Bayangkan, OP Bulog dari cadangan beras pemerintah (CBP) selama Agustus hanya laku 14.000 ton, dan untuk September sampai tanggal 27 juga hanya 14.000 ton. Padahal, Bulog punya target bisa melepas beras OP 15.000 ton/hari. Menurut Dirut Bulog, Budi Waseso (Buwas), hal itu terjadi karena pedagang masih punya stok banyak. “Harga beras di pasar masih ada yang di bawah harga beras OP,” ujar Buwas.

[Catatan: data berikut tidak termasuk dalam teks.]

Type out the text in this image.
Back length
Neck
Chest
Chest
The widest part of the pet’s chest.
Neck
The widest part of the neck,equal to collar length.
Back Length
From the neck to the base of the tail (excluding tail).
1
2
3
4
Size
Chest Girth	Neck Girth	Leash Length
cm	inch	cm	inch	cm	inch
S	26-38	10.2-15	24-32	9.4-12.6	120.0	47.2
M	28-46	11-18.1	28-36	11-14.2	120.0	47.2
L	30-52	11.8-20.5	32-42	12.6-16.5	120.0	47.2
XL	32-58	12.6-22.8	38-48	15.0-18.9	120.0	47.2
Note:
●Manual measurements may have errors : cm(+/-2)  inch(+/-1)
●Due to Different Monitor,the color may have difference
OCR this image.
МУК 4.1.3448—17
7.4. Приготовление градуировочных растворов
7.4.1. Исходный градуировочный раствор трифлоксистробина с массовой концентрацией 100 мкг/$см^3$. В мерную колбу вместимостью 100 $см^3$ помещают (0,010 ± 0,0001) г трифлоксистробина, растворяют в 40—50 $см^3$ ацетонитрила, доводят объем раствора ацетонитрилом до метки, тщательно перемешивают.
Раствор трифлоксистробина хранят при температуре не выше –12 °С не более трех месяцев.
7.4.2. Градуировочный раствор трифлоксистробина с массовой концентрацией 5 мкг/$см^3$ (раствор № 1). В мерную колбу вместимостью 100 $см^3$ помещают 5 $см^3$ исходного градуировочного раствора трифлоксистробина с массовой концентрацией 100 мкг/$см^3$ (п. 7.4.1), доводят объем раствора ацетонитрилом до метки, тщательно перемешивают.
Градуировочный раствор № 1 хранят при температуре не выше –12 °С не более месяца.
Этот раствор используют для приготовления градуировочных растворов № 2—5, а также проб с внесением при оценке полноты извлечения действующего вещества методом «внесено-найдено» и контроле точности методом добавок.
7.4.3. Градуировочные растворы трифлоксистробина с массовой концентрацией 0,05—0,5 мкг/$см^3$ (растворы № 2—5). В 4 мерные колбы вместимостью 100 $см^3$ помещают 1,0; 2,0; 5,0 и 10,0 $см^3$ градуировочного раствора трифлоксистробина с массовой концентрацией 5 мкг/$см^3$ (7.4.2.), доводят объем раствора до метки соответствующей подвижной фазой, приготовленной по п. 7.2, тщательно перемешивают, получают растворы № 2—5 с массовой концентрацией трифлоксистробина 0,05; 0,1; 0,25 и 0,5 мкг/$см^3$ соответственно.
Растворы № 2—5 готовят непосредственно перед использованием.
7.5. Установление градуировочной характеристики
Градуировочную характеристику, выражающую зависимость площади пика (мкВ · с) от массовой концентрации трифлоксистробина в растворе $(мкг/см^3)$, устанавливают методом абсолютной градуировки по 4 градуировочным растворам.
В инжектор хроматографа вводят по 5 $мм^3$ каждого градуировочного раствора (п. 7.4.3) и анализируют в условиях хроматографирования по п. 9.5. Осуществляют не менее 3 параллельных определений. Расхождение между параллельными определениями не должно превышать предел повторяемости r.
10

Benarkah? Bulog memang melepas beras OP-nya Rp8.100/kg untuk wilayah 1 (Jawa, Lampung, Sumsel, Bali, NTB, Sulawesi), Rp8.600/kg untuk wilayah 2 (Sumatera kecuali Lampung dan Sumsel, NTT, Kalimantan) serta Rp8.900/kg untuk wilayah 3 (Maluku, Papua). Harga itu jauh di bawah harga yang berlaku di Jakarta, misalnya. Data dari infopangan.jakarta.go.id, harga beras medium (IR 64-III dan II) masing-masing masih Rp9.412/kg dan Rp10.629/kg. Bahkan, harga beras medium IR 64-II di Pasar Induk Beras Cipinang (Sabtu, 29/9/2018) juga masih stabil tinggi di posisi Rp9.650/kg.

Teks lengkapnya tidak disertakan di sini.